6        Diese Bestimmung ermöglicht es Unternehmen, die einem Koordinierungszentrum ein Darlehen gewähren, zu den erhaltenen Zinsen eine fiktive Quellensteuer hinzuzufügen, die dann auf die von ihnen geschuldete Steuer angerechnet wird. Sie gewährt also diesen Unternehmen einen Steuervorteil in der Form einer Steuergutschrift, wodurch sie es dem Koordinierungszentrum ermöglicht, eine kostengünstigere Finanzierung zu erhalten.

 Ausgangsverfahren und Vorlagefragen

7        Waypoint Aviation, eine Gesellschaft belgischen Rechts, betreibt sämtliche Geschäfte, die unmittelbar oder mittelbar mit dem Erwerb, der Anmietung oder der Finanzierung von Flugzeugen für die entgeltliche Flugbeförderung von Personen und Waren zusammenhängen.

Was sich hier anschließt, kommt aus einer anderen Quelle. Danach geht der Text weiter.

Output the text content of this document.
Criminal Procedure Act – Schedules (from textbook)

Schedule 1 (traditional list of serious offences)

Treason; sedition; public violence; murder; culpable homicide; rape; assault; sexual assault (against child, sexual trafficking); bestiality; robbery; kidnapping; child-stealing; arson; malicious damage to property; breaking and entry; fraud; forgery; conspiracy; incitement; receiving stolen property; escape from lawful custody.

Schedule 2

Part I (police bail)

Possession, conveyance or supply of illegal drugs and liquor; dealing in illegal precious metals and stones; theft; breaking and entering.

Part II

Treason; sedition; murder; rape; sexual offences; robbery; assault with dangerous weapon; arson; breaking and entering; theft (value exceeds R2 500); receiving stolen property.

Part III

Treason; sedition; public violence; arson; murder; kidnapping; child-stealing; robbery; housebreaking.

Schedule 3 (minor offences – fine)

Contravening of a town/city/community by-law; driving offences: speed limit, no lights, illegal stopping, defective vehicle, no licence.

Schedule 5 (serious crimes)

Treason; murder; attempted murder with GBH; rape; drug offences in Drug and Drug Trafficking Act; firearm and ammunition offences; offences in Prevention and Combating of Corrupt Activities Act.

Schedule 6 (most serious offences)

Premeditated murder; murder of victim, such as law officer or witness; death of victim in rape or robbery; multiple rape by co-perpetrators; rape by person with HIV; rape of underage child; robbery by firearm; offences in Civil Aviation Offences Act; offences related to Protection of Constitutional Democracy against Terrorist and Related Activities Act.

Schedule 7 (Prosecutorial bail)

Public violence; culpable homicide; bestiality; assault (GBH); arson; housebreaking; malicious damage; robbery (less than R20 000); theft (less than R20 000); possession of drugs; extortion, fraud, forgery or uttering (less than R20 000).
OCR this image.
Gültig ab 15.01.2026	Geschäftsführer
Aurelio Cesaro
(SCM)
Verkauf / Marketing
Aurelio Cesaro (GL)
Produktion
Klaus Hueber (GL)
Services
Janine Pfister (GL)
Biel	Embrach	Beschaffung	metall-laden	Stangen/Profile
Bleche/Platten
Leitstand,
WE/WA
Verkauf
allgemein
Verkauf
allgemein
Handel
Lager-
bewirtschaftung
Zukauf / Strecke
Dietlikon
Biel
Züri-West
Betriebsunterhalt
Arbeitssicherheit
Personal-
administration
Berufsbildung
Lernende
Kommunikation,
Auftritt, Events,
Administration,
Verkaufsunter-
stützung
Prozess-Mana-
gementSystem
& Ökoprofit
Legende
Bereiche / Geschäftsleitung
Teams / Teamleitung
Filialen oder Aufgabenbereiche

8        In den 90er Jahren erwarb Waypoint Aviation durch einen Finanzleasingvertrag mit Lizad, einer Europäischen wirtschaftlichen Interessenvereinigung (EWIV) französischen Rechts, zwei Flugzeuge der Marke Airbus. Diese wurden dann vom Koordinierungszentrum der Sabena-Gruppe, der Sabena Interservices Center SA (im Folgenden: Koordinierungszentrum), mittels eines zweiten mit Waypoint Aviation geschlossenen Finanzleasingvertrags erworben, der vorsieht, dass Waypoint Aviation die gesamte fiktive Quellensteuer an das Koordinierungszentrum rücküberträgt.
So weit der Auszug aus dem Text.